According to Khan, roughly 69 new restaurants opened in the District, alone.
"That means we had almost six new restaurant openings, on average, per month," Khan says. "On the 14th Street corridor, alone, we had 13 new restaurants open up."
If that number seems daunting, Khan says she understands. That's why Dining Bisnow recently published a guide to all of the city's new restaurants of 2013, ordered alphabetically and arranged by neighborhood.
"Whenever you're going out for dinner, you can just check and see what are some of the restaurants you haven't checked out yet, or that sound interesting to you. Hopefully you can use 2014 to work your way down this very long list," Khan says.
In addition to the sheer magnitude of new restaurants, Khan says a couple of notable trends emerged throughout the year in the restaurant scene. One of these trends is what Khan refers to as a theater-style kitchen.
"These are those restaurants that have these beautiful open kitchens, designed for the diners to pull up a seat, basically across from the chefs, and sort of watch the culinary show as it happens," Khan says.

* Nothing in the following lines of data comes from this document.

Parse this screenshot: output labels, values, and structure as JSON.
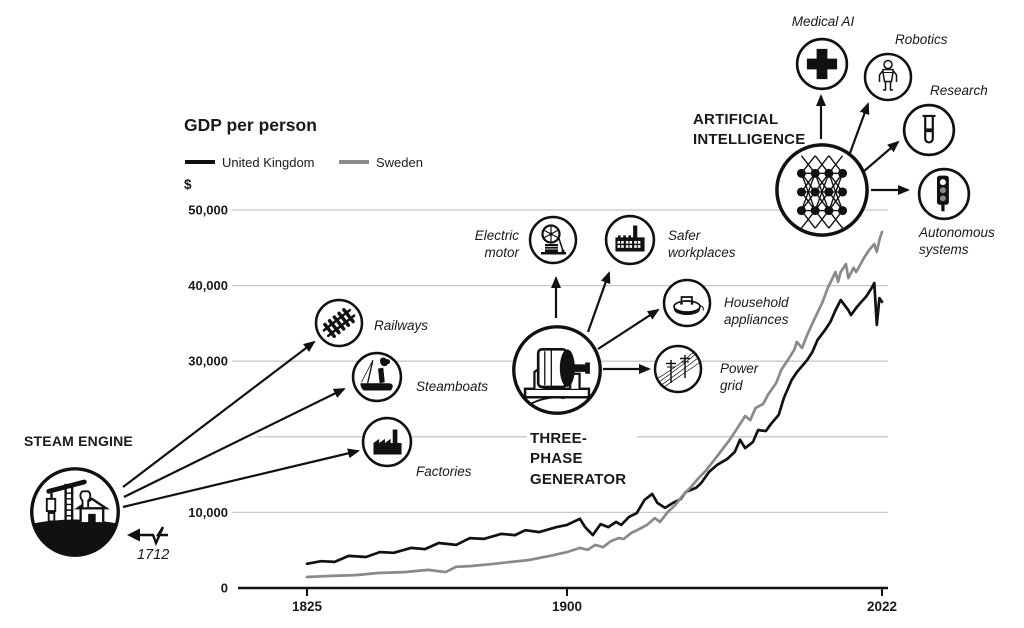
{
  "header": {
    "title": "GDP per person",
    "currency_label": "$"
  },
  "legend": {
    "items": [
      {
        "label": "United Kingdom",
        "color": "#111111"
      },
      {
        "label": "Sweden",
        "color": "#8a8a8a"
      }
    ]
  },
  "hubs": {
    "steam_engine": {
      "label": "STEAM ENGINE",
      "year": "1712",
      "icon": "steam-engine-icon",
      "spokes": [
        {
          "label": "Railways",
          "icon": "railway-track-icon"
        },
        {
          "label": "Steamboats",
          "icon": "steamboat-icon"
        },
        {
          "label": "Factories",
          "icon": "factory-icon"
        }
      ]
    },
    "three_phase_generator": {
      "label": "THREE-PHASE GENERATOR",
      "icon": "generator-icon",
      "spokes": [
        {
          "label": "Electric motor",
          "icon": "electric-motor-icon"
        },
        {
          "label": "Safer workplaces",
          "icon": "factory-windows-icon"
        },
        {
          "label": "Household appliances",
          "icon": "clothes-iron-icon"
        },
        {
          "label": "Power grid",
          "icon": "power-lines-icon"
        }
      ]
    },
    "artificial_intelligence": {
      "label": "ARTIFICIAL INTELLIGENCE",
      "icon": "neural-network-icon",
      "spokes": [
        {
          "label": "Medical AI",
          "icon": "medical-cross-icon"
        },
        {
          "label": "Robotics",
          "icon": "robot-icon"
        },
        {
          "label": "Research",
          "icon": "test-tube-icon"
        },
        {
          "label": "Autonomous systems",
          "icon": "traffic-light-icon"
        }
      ]
    }
  },
  "chart_data": {
    "type": "line",
    "title": "GDP per person",
    "unit": "$",
    "xlabel": "",
    "ylabel": "GDP per person ($)",
    "ylim": [
      0,
      52000
    ],
    "grid": true,
    "legend_position": "top-left",
    "x_ticks": [
      1825,
      1900,
      2022
    ],
    "y_ticks": [
      {
        "value": 0,
        "label": "0"
      },
      {
        "value": 10000,
        "label": "10,000"
      },
      {
        "value": 20000,
        "label": ""
      },
      {
        "value": 30000,
        "label": "30,000"
      },
      {
        "value": 40000,
        "label": "40,000"
      },
      {
        "value": 50000,
        "label": "50,000"
      }
    ],
    "series": [
      {
        "name": "United Kingdom",
        "color": "#111111",
        "points": [
          [
            1825,
            3200
          ],
          [
            1829,
            3550
          ],
          [
            1833,
            3450
          ],
          [
            1837,
            4250
          ],
          [
            1842,
            4100
          ],
          [
            1846,
            4750
          ],
          [
            1850,
            4650
          ],
          [
            1855,
            5300
          ],
          [
            1859,
            5150
          ],
          [
            1863,
            5950
          ],
          [
            1868,
            5700
          ],
          [
            1872,
            6600
          ],
          [
            1876,
            6500
          ],
          [
            1881,
            7150
          ],
          [
            1885,
            7000
          ],
          [
            1888,
            7650
          ],
          [
            1892,
            7400
          ],
          [
            1897,
            8050
          ],
          [
            1900,
            8350
          ],
          [
            1905,
            9150
          ],
          [
            1907,
            8050
          ],
          [
            1910,
            7000
          ],
          [
            1913,
            8450
          ],
          [
            1916,
            8050
          ],
          [
            1919,
            8750
          ],
          [
            1921,
            8350
          ],
          [
            1924,
            9400
          ],
          [
            1927,
            9900
          ],
          [
            1930,
            11650
          ],
          [
            1933,
            12450
          ],
          [
            1935,
            11250
          ],
          [
            1938,
            10600
          ],
          [
            1941,
            11250
          ],
          [
            1944,
            11750
          ],
          [
            1946,
            12700
          ],
          [
            1950,
            13250
          ],
          [
            1952,
            13900
          ],
          [
            1955,
            15350
          ],
          [
            1958,
            16250
          ],
          [
            1962,
            17050
          ],
          [
            1965,
            18000
          ],
          [
            1967,
            19600
          ],
          [
            1969,
            18500
          ],
          [
            1972,
            19300
          ],
          [
            1974,
            20900
          ],
          [
            1977,
            20750
          ],
          [
            1979,
            21700
          ],
          [
            1982,
            22900
          ],
          [
            1984,
            25150
          ],
          [
            1987,
            27500
          ],
          [
            1989,
            28550
          ],
          [
            1993,
            30150
          ],
          [
            1995,
            31200
          ],
          [
            1997,
            32800
          ],
          [
            2000,
            34150
          ],
          [
            2002,
            35200
          ],
          [
            2004,
            36750
          ],
          [
            2006,
            38100
          ],
          [
            2009,
            36750
          ],
          [
            2010,
            36100
          ],
          [
            2012,
            37050
          ],
          [
            2014,
            37850
          ],
          [
            2016,
            38600
          ],
          [
            2018,
            39700
          ],
          [
            2019,
            40350
          ],
          [
            2020,
            34800
          ],
          [
            2021,
            38350
          ],
          [
            2022,
            37850
          ]
        ]
      },
      {
        "name": "Sweden",
        "color": "#8a8a8a",
        "points": [
          [
            1825,
            1450
          ],
          [
            1832,
            1600
          ],
          [
            1839,
            1700
          ],
          [
            1846,
            2000
          ],
          [
            1853,
            2100
          ],
          [
            1860,
            2400
          ],
          [
            1865,
            2100
          ],
          [
            1868,
            2800
          ],
          [
            1872,
            2900
          ],
          [
            1878,
            3150
          ],
          [
            1884,
            3450
          ],
          [
            1889,
            3700
          ],
          [
            1895,
            4250
          ],
          [
            1900,
            4750
          ],
          [
            1905,
            5300
          ],
          [
            1908,
            5050
          ],
          [
            1911,
            5700
          ],
          [
            1914,
            5400
          ],
          [
            1917,
            6200
          ],
          [
            1920,
            6600
          ],
          [
            1922,
            6500
          ],
          [
            1925,
            7300
          ],
          [
            1928,
            7800
          ],
          [
            1931,
            8350
          ],
          [
            1934,
            9250
          ],
          [
            1936,
            8750
          ],
          [
            1939,
            10050
          ],
          [
            1942,
            11000
          ],
          [
            1945,
            12300
          ],
          [
            1948,
            13350
          ],
          [
            1951,
            14550
          ],
          [
            1954,
            15600
          ],
          [
            1957,
            16950
          ],
          [
            1960,
            18250
          ],
          [
            1963,
            19600
          ],
          [
            1966,
            21150
          ],
          [
            1969,
            22750
          ],
          [
            1971,
            22200
          ],
          [
            1973,
            23800
          ],
          [
            1976,
            24350
          ],
          [
            1978,
            25650
          ],
          [
            1981,
            27100
          ],
          [
            1983,
            28850
          ],
          [
            1986,
            30400
          ],
          [
            1988,
            31500
          ],
          [
            1989,
            32550
          ],
          [
            1991,
            31750
          ],
          [
            1993,
            33450
          ],
          [
            1996,
            35700
          ],
          [
            1999,
            37850
          ],
          [
            2001,
            39700
          ],
          [
            2004,
            41800
          ],
          [
            2005,
            40500
          ],
          [
            2006,
            41800
          ],
          [
            2008,
            42850
          ],
          [
            2009,
            41000
          ],
          [
            2011,
            42350
          ],
          [
            2012,
            41800
          ],
          [
            2015,
            43650
          ],
          [
            2017,
            44700
          ],
          [
            2019,
            45500
          ],
          [
            2020,
            44450
          ],
          [
            2021,
            46050
          ],
          [
            2022,
            47100
          ]
        ]
      }
    ]
  }
}
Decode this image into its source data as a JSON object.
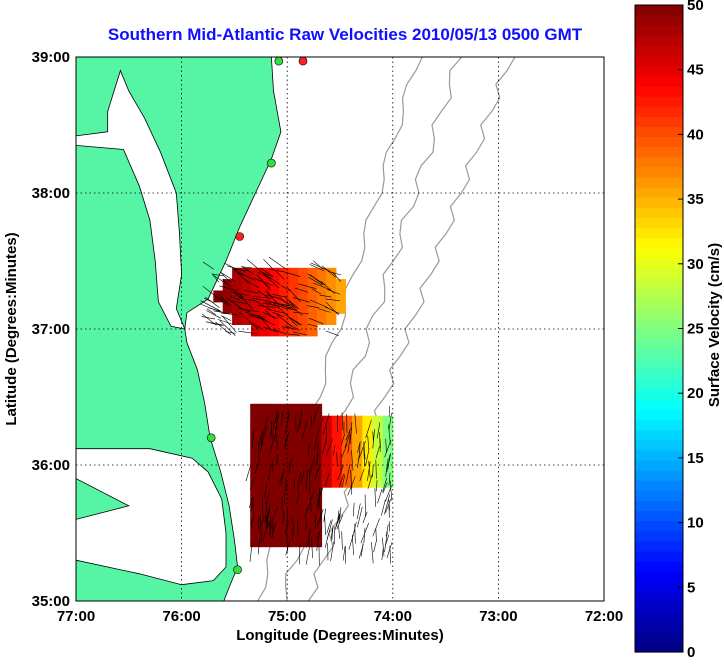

"So you get to watch your meals and everyone else's meals get cooked up and plated."
For those looking to catch dinner and a show, Khan recommends Table in Shaw, Red Hen in Bloomingdale and Roses Luxury in Eastern Market.
"A lot of people are really enjoying being able to see their food made, and the care and detail that the chefs put into it," Khan says.
Another trend that emerged in restaurants this past year is a careful eye in the design and overall atmosphere of a dining space. Many restaurants worked with outside designers and architects to help execute an ambiance that elevates the food and dining experience.
"It's really adding a layer of depth to the dining experience here in D.C. that I think diners really appreciate," Khan says.
Khan notes Penn Quarter's City Tap House, which uses reclaimed barn wood from Amish Country into its space, and Daikaya, which incorporates Japanese fishing ropes and comic strips on the walls. Both restaurants use design elements to craft a space with a specific feel.
Another restaurant that pleased diners with its design is Frederick de Pue's Table in the Shaw neighborhood of Northwest.
"It's really warm and cozy. Walking into that restaurant, you feel like you're walking into the house of a friend of yours who has really, really good taste," Khan says.